B.v. Je moet niet te veel van je  privéleven prijs geven op facebook. Iets dergelijks is zonder meer gevaarlijk. = zoiets


Maar "Iets dergelijks" kan ook iets gelijkaardigs betekenen. Je moet het zien in de context. Het blijft DUBBELZINNIG.
B.v.  het Van Dale voorbeeld: "•deze en dergelijke redenen" = deze en gelijkaardige redenen.

En natuurlijk in O.I.D:
" Ik zoek een kleine camper of iets dergelijks"  = of iets gelijkaardig, soortgelijk.
Synoniem: "of zo"...


----------



## bibibiben

_Soortgelijk_ en _gelijksoortig_ klinken mij in de zin van lukaa18 ook niet juist in de oren.

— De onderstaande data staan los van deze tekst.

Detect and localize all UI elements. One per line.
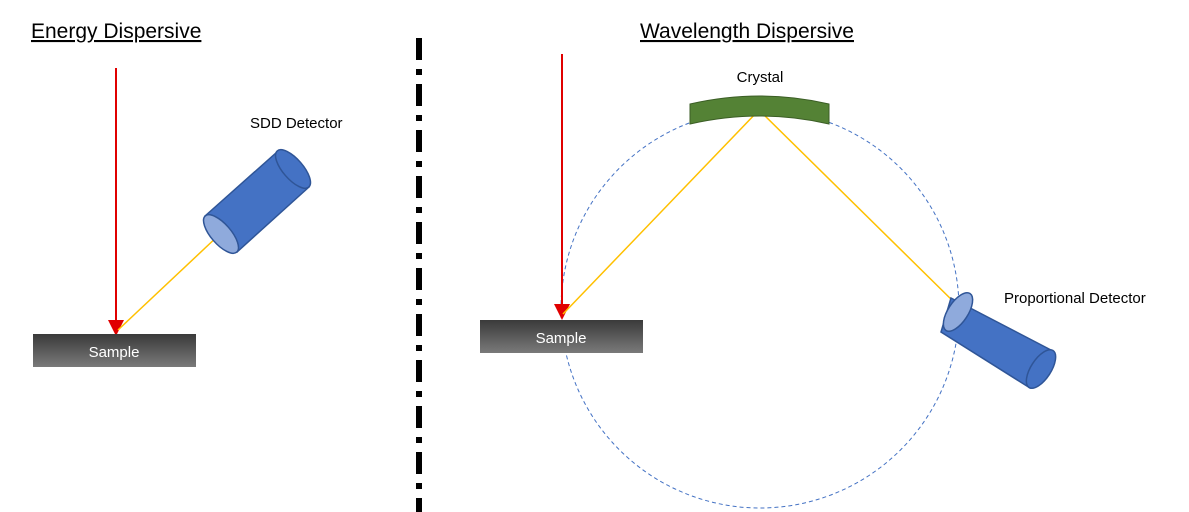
sample-block (480, 320, 643, 353)
crystal-label: Crystal (737, 69, 784, 86)
wavelength-dispersive-panel: Wavelength Dispersive Crystal Sample Pro… (480, 20, 1146, 509)
xray-path (117, 230, 224, 331)
sdd-detector-label: SDD Detector (250, 115, 343, 132)
xray-path (562, 108, 961, 315)
sample-label: Sample (89, 344, 140, 361)
energy-dispersive-panel: Energy Dispersive Sample SDD Detector (31, 20, 343, 367)
proportional-detector-label: Proportional Detector (1004, 290, 1146, 307)
wavelength-dispersive-title: Wavelength Dispersive (640, 20, 854, 43)
sample-block (33, 334, 196, 367)
crystal-icon (689, 95, 830, 125)
sdd-detector-icon (202, 148, 312, 255)
rowland-circle (560, 109, 960, 509)
proportional-detector-icon (940, 292, 1057, 390)
sample-label: Sample (536, 330, 587, 347)
energy-dispersive-title: Energy Dispersive (31, 20, 201, 43)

Het woorddeel _soort _stoort mij. Dat nadeel lijkt _gelijkaardig_ niet te hebben. _Aard _is minder concreet, minder ingevuld zo je wilt, dan _soort_. Maar ja, echt van harte wil je _gelijkaardig_ in de zin van lukaa18 dus ook niet gebruiken ...

_Dergelijk_ heeft inderdaad een afwijkend gebruik en is hier niet als vertaalmogelijkheid in te zetten.


----------



## eno2

Zo'n eenvoudig woordje, "similar". En welke nuances dat geeft. Doet me denken aan een homerische discussie over "wordy"


----------



## Udo

Van het begin aan miste ik een adjectief met betekenis_ ähnlich_ (Duits), _similar_ (Engels), _parecido_ (Spaans), wat blijkbaar in het Nederlands niet bestaat. Je moet de zin hervormen en zeggen "twee dingen lijken op elkaar". "Twee dingen zijn soortgelijk" zou ik echter hiervoor niet gebruiken. Bijvoorbeeld: "De twee zussen van mijn buren zijn helemaal niet soortgelijk." Klinkt tamelijk raar, toch.


----------